I would support his future treatment being subject to a Forensic Order, given the extreme severity and chronicity of his illness, his extreme irritability and aggression when most unwell, his insightlessness, his history of noncompliance and absconding, and the risk he poses to others when most unwell.

I think he would benefit from inpatient treatment and rehabilitation prior to return to the community and community MHS follow up, to improve on the gains he has already made in psychosocial functioning, his understanding of his illness and its relation to substance abuse, and to clarify both his accommodation and Project 300 status, and his family supports, which appear under a great deal of strain. His mother is and always has been his main support, but now she is elderly, and less available.
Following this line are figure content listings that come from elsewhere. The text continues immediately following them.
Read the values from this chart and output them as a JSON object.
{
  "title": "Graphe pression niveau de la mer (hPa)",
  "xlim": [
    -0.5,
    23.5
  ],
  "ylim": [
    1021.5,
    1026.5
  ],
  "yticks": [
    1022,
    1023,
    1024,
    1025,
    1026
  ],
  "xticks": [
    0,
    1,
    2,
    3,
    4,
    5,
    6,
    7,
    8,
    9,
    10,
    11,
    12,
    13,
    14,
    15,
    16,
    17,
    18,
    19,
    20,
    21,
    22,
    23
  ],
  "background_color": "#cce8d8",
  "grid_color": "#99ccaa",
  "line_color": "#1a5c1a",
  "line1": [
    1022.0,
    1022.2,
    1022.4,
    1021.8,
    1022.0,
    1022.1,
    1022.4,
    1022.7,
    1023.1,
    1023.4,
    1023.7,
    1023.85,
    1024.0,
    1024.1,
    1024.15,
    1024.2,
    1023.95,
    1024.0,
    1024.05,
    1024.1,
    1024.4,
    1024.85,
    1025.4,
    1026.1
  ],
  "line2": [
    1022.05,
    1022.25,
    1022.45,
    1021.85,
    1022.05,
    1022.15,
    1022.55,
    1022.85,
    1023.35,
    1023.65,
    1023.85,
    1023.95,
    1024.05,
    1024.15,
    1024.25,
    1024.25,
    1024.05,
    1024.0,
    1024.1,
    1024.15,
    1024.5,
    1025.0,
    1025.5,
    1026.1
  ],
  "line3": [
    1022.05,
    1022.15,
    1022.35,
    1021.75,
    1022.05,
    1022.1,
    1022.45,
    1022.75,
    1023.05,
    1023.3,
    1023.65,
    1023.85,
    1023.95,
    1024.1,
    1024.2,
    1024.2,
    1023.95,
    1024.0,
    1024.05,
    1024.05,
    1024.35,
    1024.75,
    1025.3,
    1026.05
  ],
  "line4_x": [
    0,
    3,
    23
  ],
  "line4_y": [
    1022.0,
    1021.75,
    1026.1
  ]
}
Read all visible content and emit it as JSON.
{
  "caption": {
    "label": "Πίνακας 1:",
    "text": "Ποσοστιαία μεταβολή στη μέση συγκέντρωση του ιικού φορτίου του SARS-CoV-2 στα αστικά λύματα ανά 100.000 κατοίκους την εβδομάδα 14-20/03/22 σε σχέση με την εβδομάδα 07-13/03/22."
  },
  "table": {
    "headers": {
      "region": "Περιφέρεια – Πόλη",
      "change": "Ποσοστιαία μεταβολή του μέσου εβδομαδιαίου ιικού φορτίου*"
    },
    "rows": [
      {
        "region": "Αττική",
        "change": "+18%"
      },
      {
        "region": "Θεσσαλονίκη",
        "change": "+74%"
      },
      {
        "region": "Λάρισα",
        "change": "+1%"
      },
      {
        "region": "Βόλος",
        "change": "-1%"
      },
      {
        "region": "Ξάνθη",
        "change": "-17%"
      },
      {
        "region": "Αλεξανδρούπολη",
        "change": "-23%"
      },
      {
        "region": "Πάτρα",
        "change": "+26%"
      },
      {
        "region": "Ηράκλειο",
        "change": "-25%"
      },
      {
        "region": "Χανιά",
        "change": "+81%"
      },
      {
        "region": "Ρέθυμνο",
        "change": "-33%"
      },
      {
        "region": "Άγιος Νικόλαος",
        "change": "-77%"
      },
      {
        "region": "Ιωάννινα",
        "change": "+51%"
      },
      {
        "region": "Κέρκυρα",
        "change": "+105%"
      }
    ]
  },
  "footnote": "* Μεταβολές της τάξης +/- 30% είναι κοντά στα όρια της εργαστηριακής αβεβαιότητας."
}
A Non Contact Order with respect to the victim is also likely to be an issue.”

  1. I am therefore also satisfied that a Forensic Order is required given the seriousness of the offences, the protection of the community and Mr O’Malley’s treatment needs. I consider that the only way that Mr O’Malley’s compliance with medication can be assured is by a Forensic Order.

  1. In the circumstances, I consider that there should be a Forensic Order to The Park Medium Secure Mental Health Service and that at this point in time, whilst limited community treatment is approved, it should be confined to escorted on ground leave. The Forensic Order should otherwise be in the terms of the draft which has been submitted by the Director of Mental Health.

  1. I also consider that an order pursuant to s 292 is appropriate in the circumstances and that there should be an order that a correctional officer escort Mr O’Malley to The Park Authorised Mental Health Service.

  1. ORDERS:

1.          That the defendant was of unsound mind at the time of the commission of the offences;

2. Pursuant to s 288 of the Mental Health Act 2000 (Qld) a Forensic Order be made and the defendant be detained at The Park Centre for Mental Health Authorised Mental Health Service; and

3.          Limited Community Treatment is approved to commence immediately, subject to the discretion of the authorised psychiatrist, on the conditions set out in the draft submission received from the Director of Mental Health, as follows:

(a)        That the patient complies with the requirements of the authorised psychiatrist in relation to the taking of prescribed medication and other treatment;

(b)        That the patient is to remain under the escort of health service staff member/s nominated by the authorised psychiatrist for the duration of the limited community treatment; and

(c)        That the patient complies with the directions of the nominated staff member/s for the duration of the limited community treatment.

4. Pursuant to s 292 of the Mental Health Act 2000 (Qld) that a correctional officer escort the patient to the Park Centre for Mental Health Authorised Mental Health Service;

5.          That the patient not contact the complainant.